As such, CLSNet will be one of the first applications on the new LedgerConnect portal. All these apps have been selected in the hope of removing typical reconciliation efforts and data duplication (remedies include things like capturing digitalized master agreements of derivatives contracts on a single ledger for example).
“Look at capital markets today, every bank has its own silo office systems even though they are trading typically with a counterparty that has the same type of business logic but using the same technology stack,” added Komarraju.
IBM and CLS go back ways, the main CLS platform was built by IBM. And LedgerConnect is a way of joining the dots between their respective financial infrastructure and blockchain work, at the same time extending the blockchain work CLS has been doing beyond foreign exchange into other capital market domains.

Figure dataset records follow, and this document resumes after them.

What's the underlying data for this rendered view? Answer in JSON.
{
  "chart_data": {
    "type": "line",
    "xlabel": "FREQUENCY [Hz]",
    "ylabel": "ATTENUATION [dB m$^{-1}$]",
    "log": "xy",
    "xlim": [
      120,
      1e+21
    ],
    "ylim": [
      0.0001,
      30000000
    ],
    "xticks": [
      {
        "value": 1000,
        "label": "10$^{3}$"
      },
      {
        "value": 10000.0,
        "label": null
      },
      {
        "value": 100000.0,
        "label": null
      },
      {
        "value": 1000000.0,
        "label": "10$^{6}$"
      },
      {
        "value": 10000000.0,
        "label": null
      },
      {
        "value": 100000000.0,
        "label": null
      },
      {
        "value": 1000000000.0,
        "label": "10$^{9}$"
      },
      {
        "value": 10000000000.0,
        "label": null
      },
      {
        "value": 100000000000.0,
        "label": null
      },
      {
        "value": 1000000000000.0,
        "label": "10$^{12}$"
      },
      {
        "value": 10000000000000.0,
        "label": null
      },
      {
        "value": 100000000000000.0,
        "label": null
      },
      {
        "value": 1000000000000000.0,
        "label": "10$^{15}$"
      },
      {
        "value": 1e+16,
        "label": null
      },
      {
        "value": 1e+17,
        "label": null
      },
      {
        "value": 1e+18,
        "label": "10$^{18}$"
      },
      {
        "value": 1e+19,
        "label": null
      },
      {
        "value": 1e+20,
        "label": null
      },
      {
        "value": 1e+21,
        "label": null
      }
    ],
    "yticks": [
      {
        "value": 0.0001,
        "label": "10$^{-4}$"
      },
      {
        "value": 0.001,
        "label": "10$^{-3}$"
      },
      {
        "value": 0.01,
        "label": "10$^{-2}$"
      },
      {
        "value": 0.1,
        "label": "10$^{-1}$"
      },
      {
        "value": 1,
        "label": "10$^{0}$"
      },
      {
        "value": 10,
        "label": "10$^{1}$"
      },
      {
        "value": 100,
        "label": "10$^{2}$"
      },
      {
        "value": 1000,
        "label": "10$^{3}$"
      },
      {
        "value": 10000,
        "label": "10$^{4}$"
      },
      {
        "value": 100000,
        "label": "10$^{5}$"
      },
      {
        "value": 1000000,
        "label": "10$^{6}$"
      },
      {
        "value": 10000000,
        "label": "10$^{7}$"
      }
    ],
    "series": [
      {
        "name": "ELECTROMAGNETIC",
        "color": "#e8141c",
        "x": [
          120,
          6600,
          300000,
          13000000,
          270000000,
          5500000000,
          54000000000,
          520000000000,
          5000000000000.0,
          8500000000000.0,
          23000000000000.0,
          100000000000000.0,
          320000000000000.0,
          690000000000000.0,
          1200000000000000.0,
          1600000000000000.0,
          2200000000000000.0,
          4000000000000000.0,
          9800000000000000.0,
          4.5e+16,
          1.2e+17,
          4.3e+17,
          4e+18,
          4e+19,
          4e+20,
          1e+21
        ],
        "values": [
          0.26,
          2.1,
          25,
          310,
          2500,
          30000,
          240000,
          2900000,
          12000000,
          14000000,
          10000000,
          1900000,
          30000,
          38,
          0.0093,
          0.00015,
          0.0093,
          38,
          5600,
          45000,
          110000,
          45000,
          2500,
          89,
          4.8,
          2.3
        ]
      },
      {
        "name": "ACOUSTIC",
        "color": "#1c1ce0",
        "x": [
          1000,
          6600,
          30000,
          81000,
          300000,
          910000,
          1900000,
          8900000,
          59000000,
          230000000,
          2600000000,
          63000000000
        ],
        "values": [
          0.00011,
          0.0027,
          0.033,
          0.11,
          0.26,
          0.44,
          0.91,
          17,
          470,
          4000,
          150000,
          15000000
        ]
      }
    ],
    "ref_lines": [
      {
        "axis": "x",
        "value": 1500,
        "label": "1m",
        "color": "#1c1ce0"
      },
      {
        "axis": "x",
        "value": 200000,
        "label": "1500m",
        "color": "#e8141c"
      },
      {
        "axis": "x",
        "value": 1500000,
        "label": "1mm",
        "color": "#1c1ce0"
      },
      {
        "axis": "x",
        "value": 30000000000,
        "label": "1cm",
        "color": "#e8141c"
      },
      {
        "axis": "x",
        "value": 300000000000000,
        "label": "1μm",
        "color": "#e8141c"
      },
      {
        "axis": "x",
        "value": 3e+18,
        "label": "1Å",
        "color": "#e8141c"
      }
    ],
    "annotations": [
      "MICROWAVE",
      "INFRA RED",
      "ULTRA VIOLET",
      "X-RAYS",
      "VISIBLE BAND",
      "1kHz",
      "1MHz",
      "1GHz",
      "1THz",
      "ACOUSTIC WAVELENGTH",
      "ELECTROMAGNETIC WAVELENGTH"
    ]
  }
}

“This is really leveraging the combination of CLS’s position as a globally systemically important market utility owned by the banks, and also IBM’s investment in that,” said Komarraju.
Application of Proof of Concept Fatigue (PoC)
Unlike the average PoC, LedgerConnect is at quite an advanced state, according to Komarraju.
“We didn’t start this on Monday,” he said. “We have institutions that have selected a number of use cases and these have been implemented and we are in the very late stages of proving the technology.”
While Barclays and Citi are the only banks being named at this time, big hitters like JPMorgan and Goldman, which are both parts of CLSNet, are logical candidates to take part.
Another list of likely suspects are the banks on the we.trade platform, which also uses Hyperledger in the form of an IBM software-as-a-service (SaaS) model.
Explaining why CLS couldn’t reveal all the participants in LedgerConnect, Komarraju hinted that some of these big banks are experiencing a bit of blockchain PoC fatigue.
“We cannot share the names of the full list of banks because we haven’t (yet) received the approvals from some of them. Some of them wanted to wait until the proof of concept is complete and others needed more time for internal approvals,” he said.
Meanwhile, Bear of IBM said the whole reason we are seeing PoC fatigue is that so many of them don’t progress. While this can be because of a weak business case, or one that doesn’t need a blockchain, oftentimes it comes down to the cost and complexity of getting a network up and running.
“In many ways, we are trying to get rid of that PoC fatigue,” said Bear. “I know we have to go through a PoC to do that, but it’s kind of inevitable.”